Fahrenkopf was the chairman of the Republication National Committee for six of Ronald Reagan’s eight years in the White House and led the party through successful presidential elections in 1984 and 1988. He continues to serve as co-chairman of the Commission on Presidential Debates, which conducts the general election presidential and vice presidential debates in presidential election years.
Celine Dion is one of the most immediately recognized, widely respected and successful performers in pop music history, having sold more than 200 million albums around the world. In March 2003, Celine began “A New Day…” at The Colosseum. Due to the unprecedented sold-out success of the show, the original three-year engagement was quickly extended an additional two years. On March 15, 2011, Dion returned to The Colosseum at Caesars Palace to begin her second three-year residency.
Born in Charlemagne, a small town 30 miles east of Montreal, Quebec, Canada, Dion first began to receive recognition for her talent in 1982, winning the Gold Medal at the Yamaha World Song Festival in Tokyo, along with the coveted Musician's Award for Top Performer. During her spectacular career, Dion has been honored with more than 1,000 awards, including five Grammy Awards, seven American Music Awards, 20 Juno Awards (Canada) and 40 Felix Awards (Quebec). Her recordings also have won two Academy Awards.
Guy Savoy grew up in Bourgoin-Jallieu, near the gastronomic epicenter of Lyon, France, and was surrounded by a culinary culture where seasonal food products were a part of everyday life. This attention to the “perfect” product and the terroir (land) from which it comes is the backbone of his cooking.
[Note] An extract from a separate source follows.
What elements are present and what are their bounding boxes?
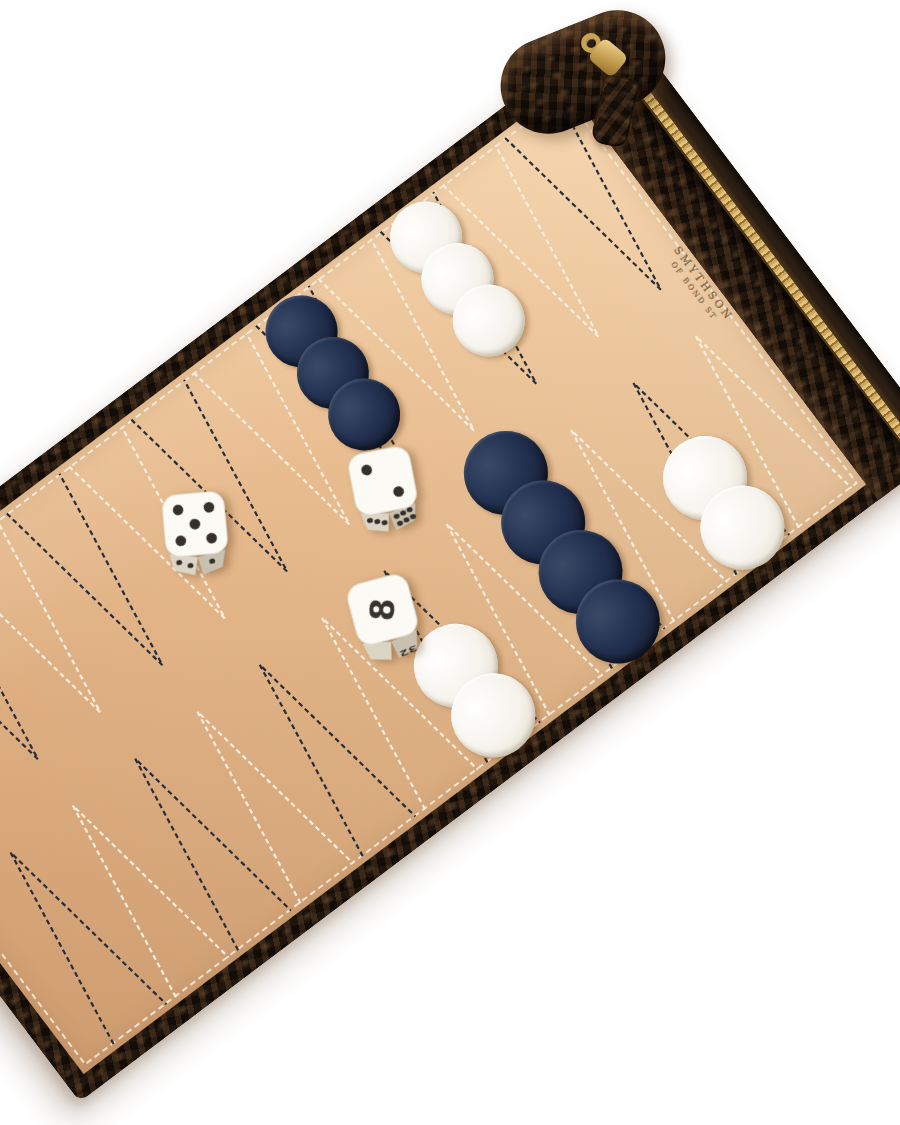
backgammon-mat: SMYTHSON OF BOND ST 832 bbox=[0, 18, 900, 1102]
svg-text:8: 8 bbox=[362, 597, 402, 622]
product-photo: SMYTHSON OF BOND ST 832 bbox=[0, 0, 900, 1125]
In 1980, he opened his first restaurant, RESTAURANT GUY SAVOY, on the Rue Duret in Paris, where he won his first Michelin star only one year later. In 1987, Savoy moved his restaurant to its current location, just a few steps from the Arc de Triomphe, where he quickly established himself and his restaurant as two of the world’s most valued culinary treasures. Its coveted three Michelin stars are widely recognized as the pinnacle in culinary achievement.
The May 2006 launch of RESTAURANT GUY SAVOY Caesars Palace, Las Vegas was one of the most eagerly anticipated restaurant openings in the United States. This intimate fine-dining venue seats approximately 75 guests and was designed to perfectly recreate the elegant and sophisticated design elements of the original RESTAURANT GUY SAVOY.